Thousands of refugees and migrants have spent a third night in the open on the Greek island of Lesbos after two successive nights of fires in the notoriously overcrowded Moria camp left them homeless.
Some awoke after sleeping by the side of the road, having cut down reeds and used salvaged blankets to make rudimentary shelters to protect them from the night-time chill and the scorching day-time sun.
Others used tents or had just sleeping bags to protect them from the elements.
Greek authorities have said the fires on Tuesday and Wednesday evening were deliberately set by some of the camp’s residents, angered by isolation orders issued to prevent the spread of the coronavirus after 35 residents were found to have been infected.
The camp had already been placed in lockdown until mid-September, after the first case had been detected – a Somali man who had been granted asylum and had left the camp, but who had returned to Moria from Athens.
Aid organisations have long warned about the dire conditions in the camp, which has a capacity of just over 2,750 people but was housing more than 12,500 inside and in a spillover tent city that sprang up in an adjacent olive grove.
The situation has led to spiralling tension, both among migrants and refugees inside the camp and with local residents who have long called for Moria to be shut down.
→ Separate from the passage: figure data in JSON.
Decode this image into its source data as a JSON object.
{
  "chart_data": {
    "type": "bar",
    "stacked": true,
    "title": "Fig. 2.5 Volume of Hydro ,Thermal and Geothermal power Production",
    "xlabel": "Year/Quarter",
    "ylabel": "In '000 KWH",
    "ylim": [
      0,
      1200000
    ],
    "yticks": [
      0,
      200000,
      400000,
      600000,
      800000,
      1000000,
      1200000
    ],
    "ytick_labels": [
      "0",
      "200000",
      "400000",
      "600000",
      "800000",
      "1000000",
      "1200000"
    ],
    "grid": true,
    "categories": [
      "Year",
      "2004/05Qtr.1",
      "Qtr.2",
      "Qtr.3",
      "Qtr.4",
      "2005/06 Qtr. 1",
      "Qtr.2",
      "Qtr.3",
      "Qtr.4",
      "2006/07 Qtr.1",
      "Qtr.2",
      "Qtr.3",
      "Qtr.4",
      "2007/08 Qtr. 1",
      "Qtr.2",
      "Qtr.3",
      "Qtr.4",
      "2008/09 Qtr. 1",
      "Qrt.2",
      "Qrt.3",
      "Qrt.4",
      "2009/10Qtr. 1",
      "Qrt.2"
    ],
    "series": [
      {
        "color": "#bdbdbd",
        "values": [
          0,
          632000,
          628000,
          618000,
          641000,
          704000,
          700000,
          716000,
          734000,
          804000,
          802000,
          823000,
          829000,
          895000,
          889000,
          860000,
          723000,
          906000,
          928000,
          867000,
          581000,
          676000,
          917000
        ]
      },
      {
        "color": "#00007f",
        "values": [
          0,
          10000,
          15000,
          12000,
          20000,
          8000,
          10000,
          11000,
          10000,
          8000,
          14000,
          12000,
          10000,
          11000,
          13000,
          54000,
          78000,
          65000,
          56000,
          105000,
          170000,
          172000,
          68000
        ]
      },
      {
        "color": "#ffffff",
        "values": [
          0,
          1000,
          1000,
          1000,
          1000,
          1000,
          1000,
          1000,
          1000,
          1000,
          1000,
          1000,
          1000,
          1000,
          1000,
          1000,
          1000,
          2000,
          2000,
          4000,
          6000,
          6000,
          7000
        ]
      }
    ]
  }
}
Tuesday night’s fire left around 3,500 of the camp’s inhabitants homeless, Greek migration officials said.
Tents were flown in and a ferry and two navy ships were to provide emergency accommodation. But the remnants of the camp were burned down on Wednesday night, leaving the remaining inhabitants with nowhere to stay.
On Wednesday, government spokesman Stelios Petsas stressed that none of the camp’s residents, except for 406 unaccompanied teenagers and children who had been living there, would be allowed to leave the island.
The unaccompanied minors were flown to the mainland and temporarily housed in hotels on Wednesday night.
Moria houses people from Africa, Asia and the Middle East who arrived on the island from the nearby Turkish coast fleeing poverty or conflict in their homeland.
Under a 2016 deal between the European Union and Turkey, those arriving on Greek islands would remain there pending either their successful asylum application, or deportation back to Turkey.
However, a backlog in asylum applications, combined with continued arrivals and few deportations, led to massive overcrowding in Moria and other camps on eastern Aegean islands.